In Münster gibt es leider eine Häufung von Gesundheitsproblemen, die schon Kinder betreffen, wie Schuleingangsuntersuchungen zeigen. So nehmen Kindergarten Kinder aus Stadtteilen wie Berg Fidel, Coerde, Kinderhaus-West und Angelmodde leider Spitzenpositionen auf der Rangliste für behandlungsbedürftige Karies ein, was möglicherweise auf falsche Ernährung hinweist. Stadtteile wie Coerde, St. Josef, Kinderhaus-Ost und Kinderhaus-West, Hiltrup-Mitte und Hiltrup-Ost haben höhere Anteile von Kita-Kindern, deren Gewicht über der Altersnorm liegt (in dem Bereich von Übergewicht oder sogar Adipositas).
Der Anteil der Kinder, die zur Schuleingangsuntersuchung noch nicht schwimmen können, ist am höchsten in Coerde, Berg Fidel und Kinderhaus-West.
Damit befinden sich die bedenklichen Daten von Schuleingangsuntersuchungen aus Münster in Übereinstimmung mit anderen Erhebungen in Deutschland.
Dr. Lars Handrich von der DIW Econ GmbH schreibt 2023 in seiner Kurzexpertise für die Diakonie Deutschland*:
„Im Folgekostenbereich Gesundheit liegt beispielsweise für armutsbetroffene Kinder das Risiko höher, gesundheitliche Probleme zu entwickeln und deshalb langfristig arbeitsunfähig zu werden oder Gesundheitsdienstleistungen in Anspruch nehmen zu müssen. Alleine die direkten und indirekten Kosten im Zusammenhang mit Adipositas, deren Risiko mit Kinderarmut steigt, lagen 2016 bei jährlich mehr als 60 Milliarden Euro (Effertz, Engel, Frank, & Linder, 2016).“
Ein weiteres Zitat**:
„Leben Haushalte in Armut, so hat dies einen direkten Einfluss auf die Gesundheit der Haushalte und der darin lebenden Kinder. Oft kommt es zu einer Kumulation von Gesundheitsrisiken. Kinder aus armen Haushalten treiben beispielsweise weniger Sport… So können Eltern aus den einkommensschwächsten Haushalten etwa zehnmal weniger Geld für Medikamente, Arztkosten und therapeutische Angebote ausgeben als Eltern aus den einkommensstärksten Verhältnissen (iwd, 2022).

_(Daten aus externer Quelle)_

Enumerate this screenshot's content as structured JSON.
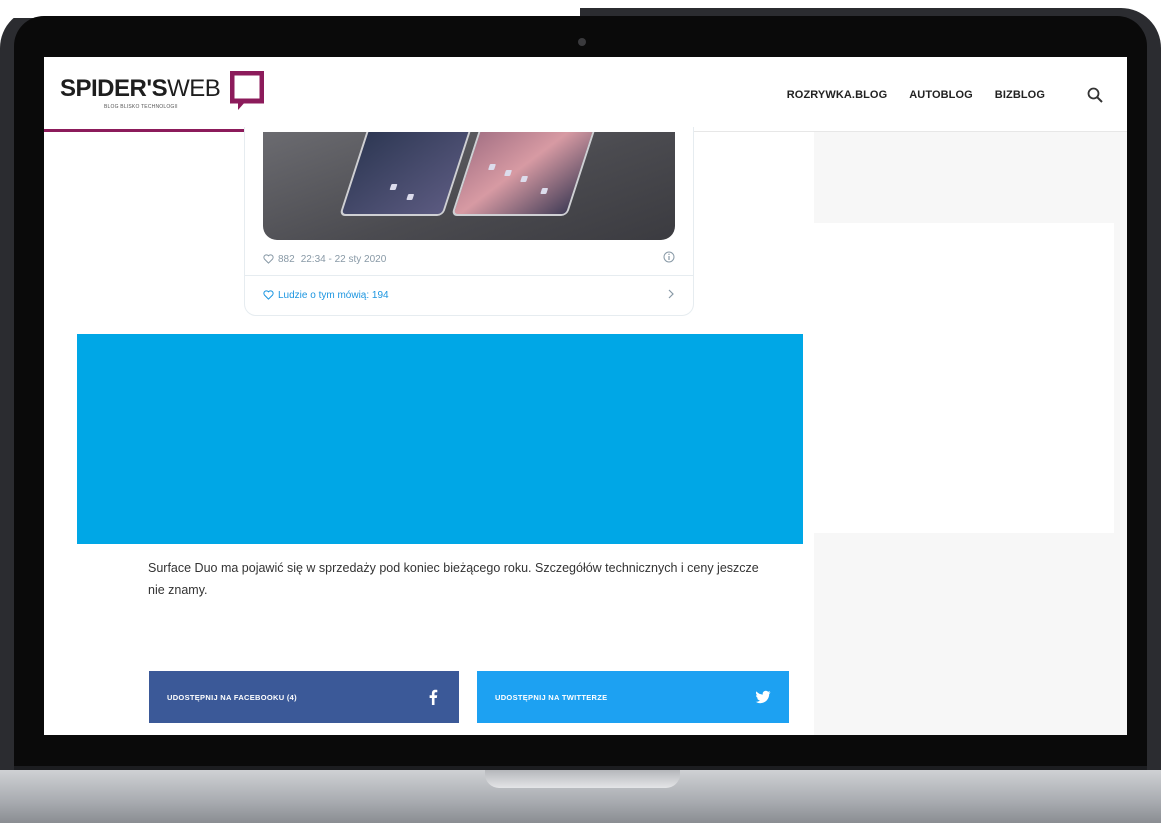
{
  "site": {
    "logo_bold": "SPIDER'S",
    "logo_light": "WEB",
    "logo_tagline": "BLOG BLISKO TECHNOLOGII",
    "brand_color": "#8c1b5b"
  },
  "nav": {
    "items": [
      "ROZRYWKA.BLOG",
      "AUTOBLOG",
      "BIZBLOG"
    ],
    "search_icon": "search-icon"
  },
  "tweet": {
    "likes": "882",
    "timestamp": "22:34 - 22 sty 2020",
    "discussion": "Ludzie o tym mówią: 194"
  },
  "article": {
    "paragraph": "Surface Duo ma pojawić się w sprzedaży pod koniec bieżącego roku. Szczegółów technicznych i ceny jeszcze nie znamy."
  },
  "share": {
    "facebook_label": "UDOSTĘPNIJ NA FACEBOOKU (4)",
    "twitter_label": "UDOSTĘPNIJ NA TWITTERZE",
    "facebook_color": "#3b5998",
    "twitter_color": "#1da1f2"
  },
  "ad": {
    "color": "#00a7e6"
  }
}
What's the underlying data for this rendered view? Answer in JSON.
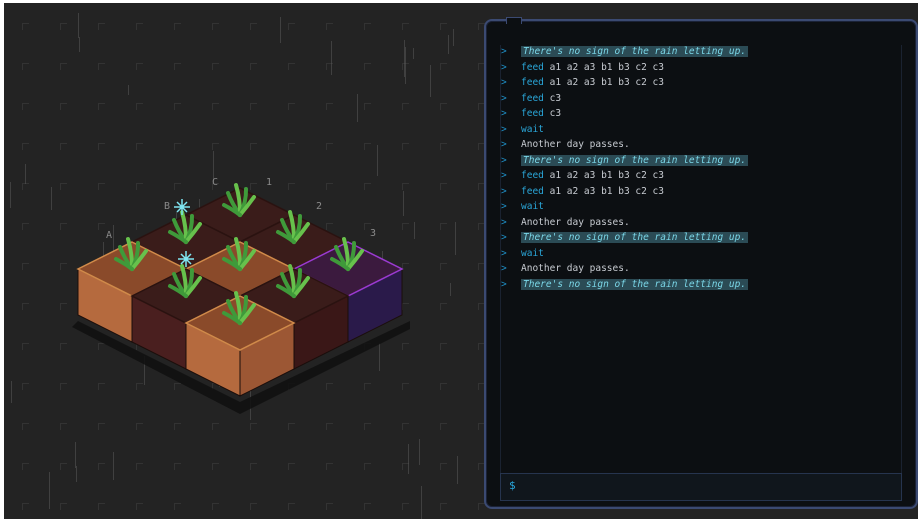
{
  "garden": {
    "row_labels": [
      "A",
      "B",
      "C"
    ],
    "col_labels": [
      "1",
      "2",
      "3"
    ],
    "plots": [
      {
        "id": "a1",
        "soil": "light",
        "plant": "sprout"
      },
      {
        "id": "a2",
        "soil": "dark",
        "plant": "sprout"
      },
      {
        "id": "a3",
        "soil": "light",
        "plant": "sprout"
      },
      {
        "id": "b1",
        "soil": "dark",
        "plant": "sprout"
      },
      {
        "id": "b2",
        "soil": "light",
        "plant": "sprout"
      },
      {
        "id": "b3",
        "soil": "dark",
        "plant": "sprout"
      },
      {
        "id": "c1",
        "soil": "dark",
        "plant": "sprout"
      },
      {
        "id": "c2",
        "soil": "dark",
        "plant": "sprout"
      },
      {
        "id": "c3",
        "soil": "purple",
        "plant": "sprout"
      }
    ],
    "colors": {
      "light_top": "#8a4a2a",
      "light_side_l": "#b56a3e",
      "light_side_r": "#9c5734",
      "dark_top": "#3a1c1a",
      "dark_side_l": "#4a1f1f",
      "dark_side_r": "#3a1717",
      "purple_top": "#3b1a3e",
      "purple_side_l": "#3d1f52",
      "purple_side_r": "#2a1a4a",
      "leaf": "#3f9a3a",
      "leaf_light": "#67c14c",
      "sparkle": "#7fe6f2"
    }
  },
  "terminal": {
    "lines": [
      {
        "kind": "narration",
        "text": "There's no sign of the rain letting up."
      },
      {
        "kind": "command",
        "cmd": "feed",
        "args": "a1 a2 a3 b1 b3 c2 c3"
      },
      {
        "kind": "command",
        "cmd": "feed",
        "args": "a1 a2 a3 b1 b3 c2 c3"
      },
      {
        "kind": "command",
        "cmd": "feed",
        "args": "c3"
      },
      {
        "kind": "command",
        "cmd": "feed",
        "args": "c3"
      },
      {
        "kind": "command",
        "cmd": "wait",
        "args": ""
      },
      {
        "kind": "plain",
        "text": "Another day passes."
      },
      {
        "kind": "narration",
        "text": "There's no sign of the rain letting up."
      },
      {
        "kind": "command",
        "cmd": "feed",
        "args": "a1 a2 a3 b1 b3 c2 c3"
      },
      {
        "kind": "command",
        "cmd": "feed",
        "args": "a1 a2 a3 b1 b3 c2 c3"
      },
      {
        "kind": "command",
        "cmd": "wait",
        "args": ""
      },
      {
        "kind": "plain",
        "text": "Another day passes."
      },
      {
        "kind": "narration",
        "text": "There's no sign of the rain letting up."
      },
      {
        "kind": "command",
        "cmd": "wait",
        "args": ""
      },
      {
        "kind": "plain",
        "text": "Another day passes."
      },
      {
        "kind": "narration",
        "text": "There's no sign of the rain letting up."
      }
    ],
    "prompt_marker": ">",
    "input_prompt": "$",
    "input_value": ""
  }
}
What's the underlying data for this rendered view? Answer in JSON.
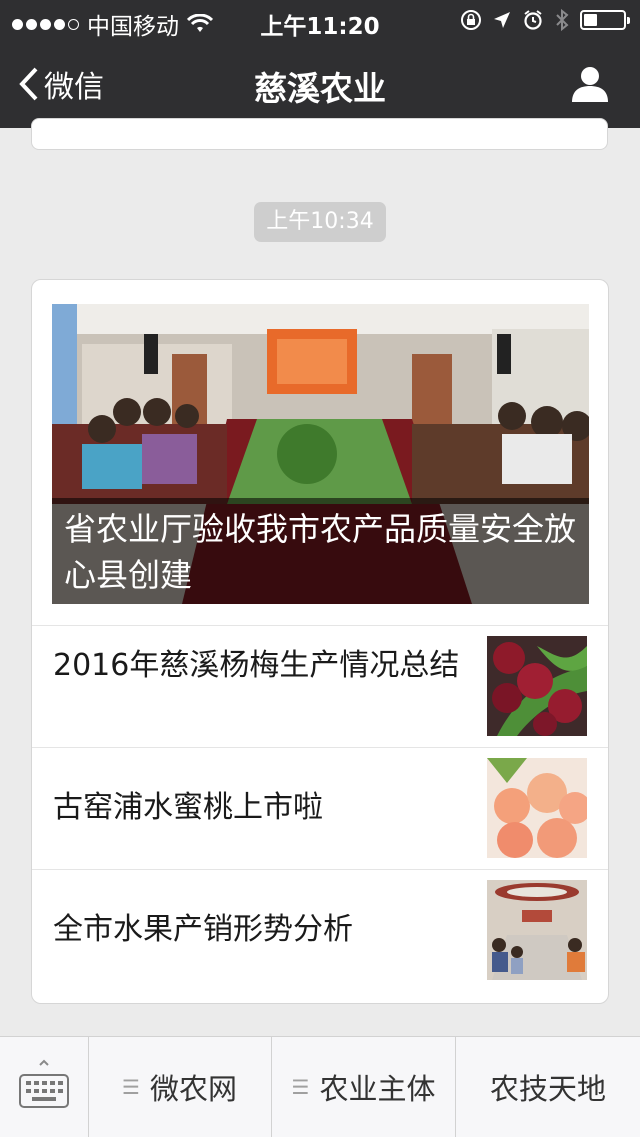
{
  "status_bar": {
    "carrier": "中国移动",
    "time": "上午11:20",
    "battery_level": 0.35
  },
  "nav": {
    "back_label": "微信",
    "title": "慈溪农业"
  },
  "chat": {
    "timestamp": "上午10:34"
  },
  "article": {
    "hero_title": "省农业厅验收我市农产品质量安全放心县创建",
    "items": [
      {
        "title": "2016年慈溪杨梅生产情况总结",
        "thumb": "bayberry"
      },
      {
        "title": "古窑浦水蜜桃上市啦",
        "thumb": "peach"
      },
      {
        "title": "全市水果产销形势分析",
        "thumb": "meeting"
      }
    ]
  },
  "bottom_menu": {
    "items": [
      "微农网",
      "农业主体",
      "农技天地"
    ]
  }
}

Armut wirkt sich auch auf die Ernährungsweise der betroffenen Kinder aus… Im Ergebnis sind Kinder und Jugendliche aus prekären sozialen Milieus eher übergewichtig und von Adipositas betroffen als Kinder aus gehobenen Milieus (HBSC-Studienverband Deutschland, 2020). Auch Krankheiten wie Diabetes oder Bluthochdruck treten häufiger in armutsgefährdeten Haushalten auf als im Bevölkerungsdurchschnitt (…).“
Erste erfolgreiche Projekte
Die Stadtverwaltung hat bereits einige Problemfelder für Münster erkannt und erfolgreiche Projekte durchgeführt. Dazu zählen zum Beispiel das Projekt „Gesundes Essen für alle“ vom HOT Coerde unter der Leitung von Gemeindepädagogin und Sozialpädagogin Lisa Wesbuer, Fahrradkurse für Frauen vom Verein „Move und meet“ in Coerde, Sport- und Bewegungsangebote für Kinder, Jugendliche und Erwachsene vom Stadtsportbund in Coerde und Berg Fidel. Hoffentlich werden im Laufe des Projektes „Gesundheit in der nachhaltigen Stadt“ weitere wichtige Handlungsfelder aufgespürt und durch eine sichere Finanzierung von der Stadtverwaltung Münster langfristig unterstützt.
* Kosten (k)einer Kindergrundsicherung: Folgekosten von Kinderarmut, DIW ECON GmbH, Berlin, 2023, Einführung S.i.
** Kosten (k)einer Kindergrundsicherung: Folgekosten von Kinderarmut, DIW ECON GmbH, Berlin, 2023, S. 11,12.